Report calls for tougher condo rules on reserves, repairs and inspections
A Florida Bar task force formed after the Surfside condominium collapse wants state law changed to make it easier for condo buildings to raise fees on owners, toughen rules on maintenance reserves and create new regulations governing how a building plans for major long-term repairs.
The report released last week proposes making it easier to dissolve condominium associations when a building falls into disrepair, requiring updated maintenance plans every five years.

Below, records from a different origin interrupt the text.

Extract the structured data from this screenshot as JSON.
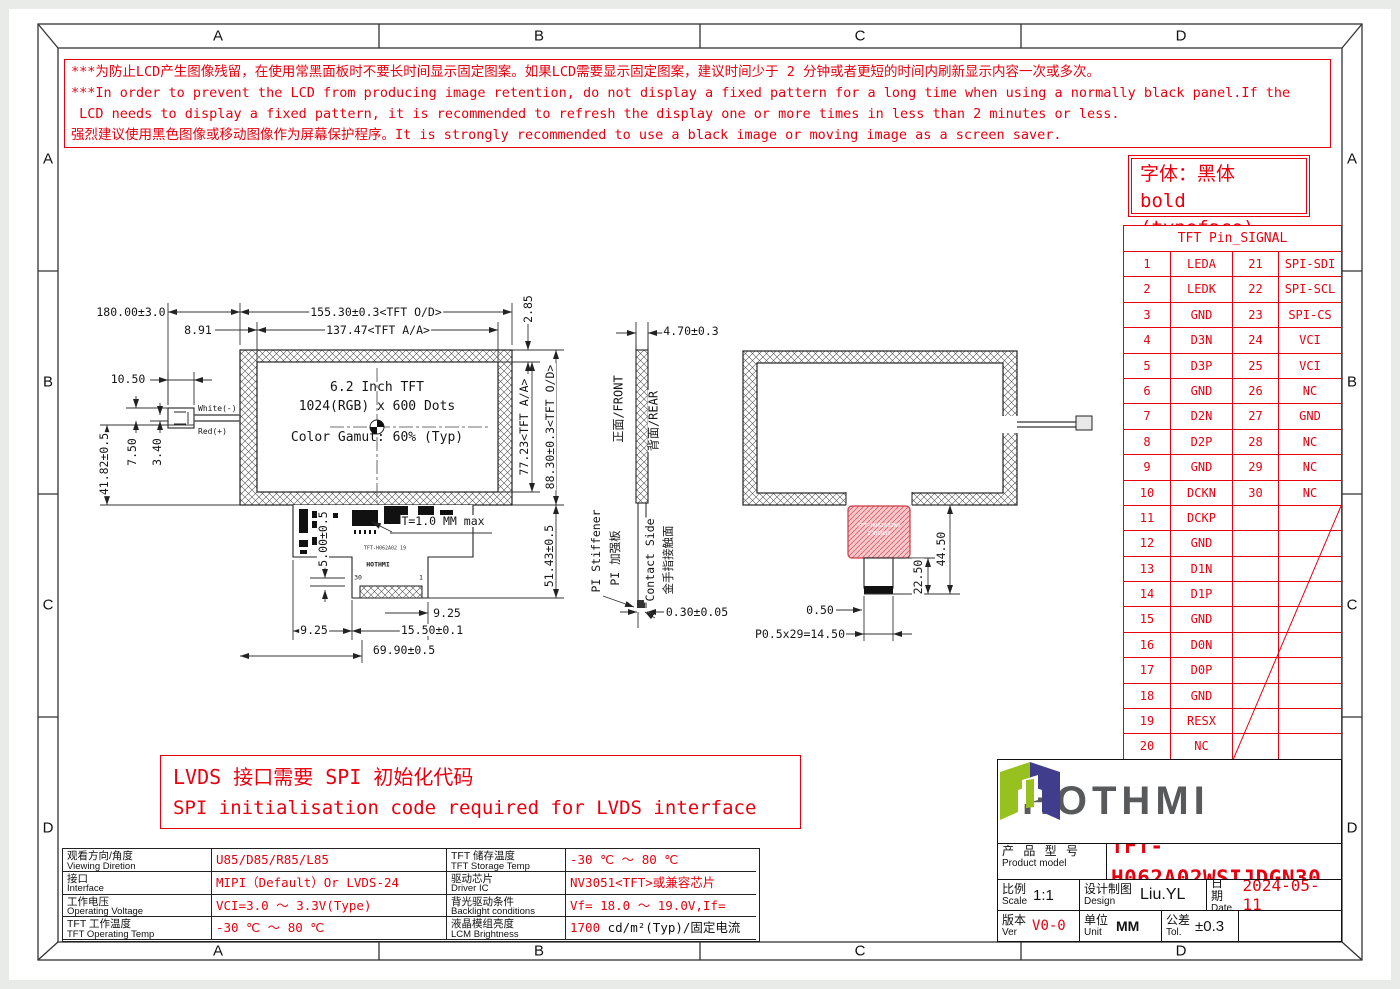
{
  "colors": {
    "red": "#e8000f",
    "line": "#1c1c1c",
    "logo_green": "#97c11f",
    "logo_blue": "#3f3d8c",
    "logo_gray": "#58595b"
  },
  "frame": {
    "top": [
      "A",
      "B",
      "C",
      "D"
    ],
    "bottom": [
      "A",
      "B",
      "C",
      "D"
    ],
    "left": [
      "A",
      "B",
      "C",
      "D"
    ],
    "right": [
      "A",
      "B",
      "C",
      "D"
    ]
  },
  "warning": {
    "line1": "***为防止LCD产生图像残留，在使用常黑面板时不要长时间显示固定图案。如果LCD需要显示固定图案，建议时间少于 2 分钟或者更短的时间内刷新显示内容一次或多次。",
    "line2": "***In order to prevent the LCD from producing image retention, do not display a fixed pattern for a long time when using a normally black panel.If the",
    "line3": " LCD needs to display a fixed pattern, it is recommended to refresh the display one or more times in less than 2 minutes or less.",
    "line4": "强烈建议使用黑色图像或移动图像作为屏幕保护程序。It is strongly recommended to use a black image or moving image as a screen saver."
  },
  "typeface_note": {
    "line1": "字体：黑体",
    "line2": "bold (typeface)"
  },
  "pin_table": {
    "title": "TFT Pin_SIGNAL",
    "rows": [
      {
        "p1": "1",
        "s1": "LEDA",
        "p2": "21",
        "s2": "SPI-SDI"
      },
      {
        "p1": "2",
        "s1": "LEDK",
        "p2": "22",
        "s2": "SPI-SCL"
      },
      {
        "p1": "3",
        "s1": "GND",
        "p2": "23",
        "s2": "SPI-CS"
      },
      {
        "p1": "4",
        "s1": "D3N",
        "p2": "24",
        "s2": "VCI"
      },
      {
        "p1": "5",
        "s1": "D3P",
        "p2": "25",
        "s2": "VCI"
      },
      {
        "p1": "6",
        "s1": "GND",
        "p2": "26",
        "s2": "NC"
      },
      {
        "p1": "7",
        "s1": "D2N",
        "p2": "27",
        "s2": "GND"
      },
      {
        "p1": "8",
        "s1": "D2P",
        "p2": "28",
        "s2": "NC"
      },
      {
        "p1": "9",
        "s1": "GND",
        "p2": "29",
        "s2": "NC"
      },
      {
        "p1": "10",
        "s1": "DCKN",
        "p2": "30",
        "s2": "NC"
      },
      {
        "p1": "11",
        "s1": "DCKP",
        "p2": "",
        "s2": ""
      },
      {
        "p1": "12",
        "s1": "GND",
        "p2": "",
        "s2": ""
      },
      {
        "p1": "13",
        "s1": "D1N",
        "p2": "",
        "s2": ""
      },
      {
        "p1": "14",
        "s1": "D1P",
        "p2": "",
        "s2": ""
      },
      {
        "p1": "15",
        "s1": "GND",
        "p2": "",
        "s2": ""
      },
      {
        "p1": "16",
        "s1": "D0N",
        "p2": "",
        "s2": ""
      },
      {
        "p1": "17",
        "s1": "D0P",
        "p2": "",
        "s2": ""
      },
      {
        "p1": "18",
        "s1": "GND",
        "p2": "",
        "s2": ""
      },
      {
        "p1": "19",
        "s1": "RESX",
        "p2": "",
        "s2": ""
      },
      {
        "p1": "20",
        "s1": "NC",
        "p2": "",
        "s2": ""
      }
    ]
  },
  "front_view": {
    "display_lines": {
      "l1": "6.2 Inch TFT",
      "l2": "1024(RGB) x 600 Dots",
      "l3": "Color Gamut: 60% (Typ)"
    },
    "dims": {
      "wire_length": "180.00±3.0",
      "outline_width": "155.30±0.3<TFT O/D>",
      "aa_offset": "8.91",
      "aa_width": "137.47<TFT A/A>",
      "top_margin": "2.85",
      "connector_width": "10.50",
      "left_height": "41.82±0.5",
      "wire_gap_a": "7.50",
      "wire_gap_b": "3.40",
      "aa_height": "77.23<TFT A/A>",
      "outline_height": "88.30±0.3<TFT O/D>",
      "fpc_step": "5.00±0.5",
      "thickness": "T=1.0 MM max",
      "fpc_length": "51.43±0.5",
      "tail_offset_right": "9.25",
      "tail_offset_left": "9.25",
      "tail_width": "15.50±0.1",
      "fpc_width": "69.90±0.5"
    },
    "wires": {
      "white": "White(-)",
      "red": "Red(+)"
    },
    "fpc": {
      "marking": "TFT-H062A02 19",
      "logo": "HOTHMI",
      "pin_left": "30",
      "pin_right": "1"
    }
  },
  "side_view": {
    "dims": {
      "thickness_top": "4.70±0.3",
      "thickness_bottom": "0.30±0.05"
    },
    "labels": {
      "front": "正面/FRONT",
      "rear": "背面/REAR",
      "stiffener_en": "PI Stiffener",
      "stiffener_cn": "PI 加强板",
      "contact_en": "Contact Side",
      "contact_cn": "金手指接触面"
    }
  },
  "rear_view": {
    "dims": {
      "total": "44.50",
      "tail": "22.50",
      "bar": "0.50",
      "pitch": "P0.5x29=14.50"
    },
    "sticker": {
      "line1": "TFT-H062A02WS",
      "line2": "IJDGN30"
    }
  },
  "lvds_note": {
    "line1": "LVDS 接口需要 SPI 初始化代码",
    "line2": "SPI initialisation code required for LVDS interface"
  },
  "spec_table": {
    "rows": [
      {
        "label1_cn": "观看方向/角度",
        "label1_en": "Viewing Diretion",
        "value1": "U85/D85/R85/L85",
        "label2_cn": "TFT 储存温度",
        "label2_en": "TFT Storage Temp",
        "value2": "-30 ℃ ～ 80 ℃"
      },
      {
        "label1_cn": "接口",
        "label1_en": "Interface",
        "value1": "MIPI（Default）Or LVDS-24 Bit+SPI",
        "label2_cn": "驱动芯片",
        "label2_en": "Driver IC",
        "value2": "NV3051<TFT>或兼容芯片"
      },
      {
        "label1_cn": "工作电压",
        "label1_en": "Operating Voltage",
        "value1": "VCI=3.0 ～ 3.3V(Type)",
        "label2_cn": "背光驱动条件",
        "label2_en": "Backlight conditions",
        "value2": "Vf= 18.0 ～ 19.0V,If= 160 mA"
      },
      {
        "label1_cn": "TFT 工作温度",
        "label1_en": "TFT Operating Temp",
        "value1": "-30 ℃ ～ 80 ℃",
        "label2_cn": "液晶模组亮度",
        "label2_en": "LCM Brightness",
        "value2_red": "1700",
        "value2_black": " cd/m²(Typ)/固定电流测试"
      }
    ]
  },
  "title_block": {
    "logo_text": "HOTHMI",
    "product_label_cn": "产 品 型 号",
    "product_label_en": "Product model",
    "product_model": "TFT-H062A02WSIJDGN30",
    "scale_cn": "比例",
    "scale_en": "Scale",
    "scale_val": "1:1",
    "design_cn": "设计制图",
    "design_en": "Design",
    "design_val": "Liu.YL",
    "date_cn": "日期",
    "date_en": "Date",
    "date_val": "2024-05-11",
    "ver_cn": "版本",
    "ver_en": "Ver",
    "ver_val": "V0-0",
    "unit_cn": "单位",
    "unit_en": "Unit",
    "unit_val": "MM",
    "tol_cn": "公差",
    "tol_en": "Tol.",
    "tol_val": "±0.3"
  }
}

The recommendations also included forcing condo associations to set up borrowing options if they choose to waive current requirements for maintaining cash reserves for repairs as structures age.
Additionally, it calls for statewide protocols on maintenance standards, and requirements on keeping reserve accounts segregated to cover various long-term repair needs — such as elevators and plumbing.
“We believe the vast majority of these buildings are well-managed and well-maintained and do not have the tragic elements that may — may — have led to the building collapse in Surfside,” William Sklar, a West Palm Beach condominium lawyer and chair of the Florida Bar task force, said at a hearing Thursday in Miami. “But it’s left to chance right now. Nobody knows. Because there is no maintenance or inspection standard.”
Sklar presented the report’s findings to a Miami-Dade County Commission subcommittee exploring post-Surfside reforms. The chair, Commissioner Raquel Regalado, has been presiding over hearings at which experts and advocates share their recommendations for what Florida and Miami-Dade should do to strengthen building safety, enhance regulation and improve condominium governance to prevent another catastrophe.
Regalado noted MiamiDade is already seeing regulatory consequences from the June 24 collapse, with building inspectors taking a more aggressive approach to buildings with severe maintenance needs.
Those are governed by the county’s Unsafe Structures Board, which can require a repair plan while residents remain in their homes if an inspector or private engineer doesn’t declare the structure too
unsafe for habitation.
“We’re seeing the pendulum swing,” she said. “As inspectors are being more conservative, the cities and county are being more proactive. Normally, what they would sent to Unsafe Structures, they’re now evacuating.”
Changes in state or local law remain mostly on the drawing board and in the legislative pipeline, with Miami-Dade and various private groups pursuing their own sets of proposed reforms.
The Florida Bar report is one of the first to propose rewrites of Florida law governing condos.
The report suggested:
Requiring more details from the maintenance plans Florida law currently mandates from condominium developers produce as unit owners prepare to take over management of new buildings. Along with more detailed instructions on keeping buildings maintained, condo associations would be required to hire architects or engineers to update the reports every five years. The requirements would apply to buildings at least three-stories tall.
Making it easier for unit owners to know about maintenance issues in their buildings, and to force boards to take action. That would include new rules requiring distributions of inspection reports to unit owners, and the right for owners to ask courts to intervene if board members aren’t responding to repairs called for by inspection reports.
Tightening Florida’s existing laws on maintenance
reserves, which currently can be waived by a vote of unit owners. Developers also have the right to waive reserve fees for the first two years of a building’s life, before owners take control. The Florida Bar task force recommended requiring a 75% vote by owners to waive reserves, but only to an amount that would still fund half of the required savings for long-term maintenance. The report recommends ending the developer waiver, and requiring condo boards to have detailed studies outlining estimated repair costs throughout a building’s life.
Making it easier for condo associations to impose assessments for needed repairs without votes by unit owners. “Boards of directors must be able to fund maintenance, repairs and replacements to the condominium property if the boards are to have the tools to fulfill their duties,” the report reads.